Would you use the Ready, Set, Go list? I wouldn’t. Earthquakes and wildfires are very different disasters, and you need to prepare for them differently. My earthquake food and water cache is not going in the car if I evacuate for a wildfire.
I’ve drafted an evacuation checklist that’s rather different. It’s based on other evacuation lists, as well as personal experience and shared stories. And a number of people are going to read it skeptically before it gets published as our suggestion for evacuation.
But should you prepare at all? The short answer is yes, but do it rationally. Even Pepperdine University, that paragon of shelter-in-place preparedness, only burns on average once every five years. That means that there’s an over 1800 to 1 chance that the campus will not experience a fire on a given day (that’s 365 days X 5 years). Due to its location and the fact that it can’t possibly evacuate a couple of thousand students fast enough, it makes total sense that they prepare. But if your home is only likely to burn once every 50 years, does it make sense to rebuild it as a fireproof bunker? You’re likely to be dead before embers rain on your home.
Or not. Wildfires are terrifyingly random in their timing, if not in where they burn. We can predict rather better where homes will burn than precisely when they will burn.
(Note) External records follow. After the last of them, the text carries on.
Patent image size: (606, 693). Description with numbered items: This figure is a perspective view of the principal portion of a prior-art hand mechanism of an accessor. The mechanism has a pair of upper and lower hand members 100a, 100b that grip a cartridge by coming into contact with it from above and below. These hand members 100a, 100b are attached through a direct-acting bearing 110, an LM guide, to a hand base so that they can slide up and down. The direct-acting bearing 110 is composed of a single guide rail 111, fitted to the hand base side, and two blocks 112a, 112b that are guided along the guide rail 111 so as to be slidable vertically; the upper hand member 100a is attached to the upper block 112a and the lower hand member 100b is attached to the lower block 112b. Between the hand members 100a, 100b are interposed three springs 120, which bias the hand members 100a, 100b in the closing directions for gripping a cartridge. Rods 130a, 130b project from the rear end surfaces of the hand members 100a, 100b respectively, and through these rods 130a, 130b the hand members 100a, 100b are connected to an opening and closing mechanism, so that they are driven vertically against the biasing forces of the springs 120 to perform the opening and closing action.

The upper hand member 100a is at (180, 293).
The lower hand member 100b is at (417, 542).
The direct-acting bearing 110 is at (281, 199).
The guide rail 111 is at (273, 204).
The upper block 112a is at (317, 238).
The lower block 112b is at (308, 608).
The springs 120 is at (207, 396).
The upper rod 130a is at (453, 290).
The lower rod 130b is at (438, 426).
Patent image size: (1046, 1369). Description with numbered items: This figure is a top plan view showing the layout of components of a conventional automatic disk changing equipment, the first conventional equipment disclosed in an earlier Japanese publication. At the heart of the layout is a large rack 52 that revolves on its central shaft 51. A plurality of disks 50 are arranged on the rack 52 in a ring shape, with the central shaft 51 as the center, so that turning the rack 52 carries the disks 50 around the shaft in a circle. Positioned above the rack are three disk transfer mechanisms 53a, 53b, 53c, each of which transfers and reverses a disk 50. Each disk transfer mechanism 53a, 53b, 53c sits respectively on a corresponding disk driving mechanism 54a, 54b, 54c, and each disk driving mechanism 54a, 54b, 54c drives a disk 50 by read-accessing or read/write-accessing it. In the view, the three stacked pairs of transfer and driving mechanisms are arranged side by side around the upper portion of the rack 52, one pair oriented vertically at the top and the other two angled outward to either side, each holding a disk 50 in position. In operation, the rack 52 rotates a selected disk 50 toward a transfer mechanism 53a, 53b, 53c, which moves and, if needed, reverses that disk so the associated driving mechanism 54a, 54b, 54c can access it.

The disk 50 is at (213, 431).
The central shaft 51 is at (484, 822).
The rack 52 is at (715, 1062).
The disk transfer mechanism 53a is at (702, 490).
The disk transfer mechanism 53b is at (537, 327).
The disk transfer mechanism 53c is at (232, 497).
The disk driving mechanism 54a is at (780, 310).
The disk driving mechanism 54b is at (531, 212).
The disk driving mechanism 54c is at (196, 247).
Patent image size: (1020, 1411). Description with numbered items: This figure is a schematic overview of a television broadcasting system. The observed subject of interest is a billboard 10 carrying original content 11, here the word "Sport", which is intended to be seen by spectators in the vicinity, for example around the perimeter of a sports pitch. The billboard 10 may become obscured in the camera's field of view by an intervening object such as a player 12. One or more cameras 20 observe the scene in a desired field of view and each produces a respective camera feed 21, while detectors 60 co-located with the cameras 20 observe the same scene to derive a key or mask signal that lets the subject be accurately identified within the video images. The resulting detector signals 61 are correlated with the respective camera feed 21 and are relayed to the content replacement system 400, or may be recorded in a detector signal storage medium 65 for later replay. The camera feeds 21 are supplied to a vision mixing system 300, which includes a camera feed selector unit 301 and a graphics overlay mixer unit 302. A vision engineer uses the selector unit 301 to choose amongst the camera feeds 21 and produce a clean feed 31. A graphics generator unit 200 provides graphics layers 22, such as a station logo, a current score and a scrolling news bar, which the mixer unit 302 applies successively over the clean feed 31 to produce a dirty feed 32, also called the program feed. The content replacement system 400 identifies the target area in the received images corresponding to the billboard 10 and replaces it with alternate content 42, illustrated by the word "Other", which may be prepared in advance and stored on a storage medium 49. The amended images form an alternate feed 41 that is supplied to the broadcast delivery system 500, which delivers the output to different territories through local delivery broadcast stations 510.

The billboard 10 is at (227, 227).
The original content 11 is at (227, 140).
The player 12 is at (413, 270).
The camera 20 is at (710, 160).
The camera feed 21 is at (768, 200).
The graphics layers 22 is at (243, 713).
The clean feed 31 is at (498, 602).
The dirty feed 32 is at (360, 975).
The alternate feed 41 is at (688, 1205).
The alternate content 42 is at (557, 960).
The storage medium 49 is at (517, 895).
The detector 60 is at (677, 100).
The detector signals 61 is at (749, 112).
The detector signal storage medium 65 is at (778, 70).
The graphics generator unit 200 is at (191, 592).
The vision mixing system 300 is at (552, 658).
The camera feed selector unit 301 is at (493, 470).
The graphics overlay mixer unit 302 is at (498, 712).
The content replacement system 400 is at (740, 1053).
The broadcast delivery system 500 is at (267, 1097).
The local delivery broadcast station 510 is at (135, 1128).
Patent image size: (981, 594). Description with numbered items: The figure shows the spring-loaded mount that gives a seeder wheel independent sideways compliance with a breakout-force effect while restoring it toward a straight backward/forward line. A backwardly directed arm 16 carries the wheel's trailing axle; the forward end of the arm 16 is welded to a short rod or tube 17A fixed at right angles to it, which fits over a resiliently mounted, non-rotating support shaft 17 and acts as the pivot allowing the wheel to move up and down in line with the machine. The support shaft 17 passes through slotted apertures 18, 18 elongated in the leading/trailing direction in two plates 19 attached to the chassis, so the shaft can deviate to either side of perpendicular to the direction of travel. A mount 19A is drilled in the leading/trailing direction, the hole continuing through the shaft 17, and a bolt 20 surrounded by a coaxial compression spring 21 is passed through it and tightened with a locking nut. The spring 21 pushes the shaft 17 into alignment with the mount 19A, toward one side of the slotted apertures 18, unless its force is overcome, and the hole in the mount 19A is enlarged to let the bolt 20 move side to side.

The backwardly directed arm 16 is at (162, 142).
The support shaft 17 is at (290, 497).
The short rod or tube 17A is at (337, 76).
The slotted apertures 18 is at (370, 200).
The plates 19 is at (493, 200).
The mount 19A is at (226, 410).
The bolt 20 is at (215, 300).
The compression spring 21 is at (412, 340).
Worse, the probability of drought and late season wildfires will likely increase with climate change, so we have no idea what the actual risks are. It pays to err on the side of safety, at least somewhat.
This is why I’ve prepared a personal evacuation list and persuaded my wife to do likewise. The point about evacuation preparation is that it’s the minimal effort you can do. If you do all the things you’re supposed to do to prepare for any emergency (make off-site copies of your critical documents, back up your electronic files, make an evacuation list, bring your house up to code, clear dangerously flammable stuff away from your house) you won’t make your home fireproof, but you do give yourself a really good likelihood of surviving, with a decent chance of not losing hundreds of thousands of dollars when your home burns down and your insurance fails to cover your losses. It’s about risk management, not disaster-proofing, and the modest things you have to do to prepare to evacuate feel like they’re on par with the low likelihood of having your home burn down.
Of course, if you want to, you can remodel your home to be highly fire resistant, landscape your property to snuff embers, install those under-eave sprinklers, get yourself some firefighting gear and training, and prepare to go mano a mano with the next wildfire. But I bet most people won’t do that, and there are 88,000-odd people living in high fire areas in San Diego. The trick is to get them to do something, so that they won’t be caught unprepared. That’s what I’d like us to help do with our version of the CNPS guide. Want to help?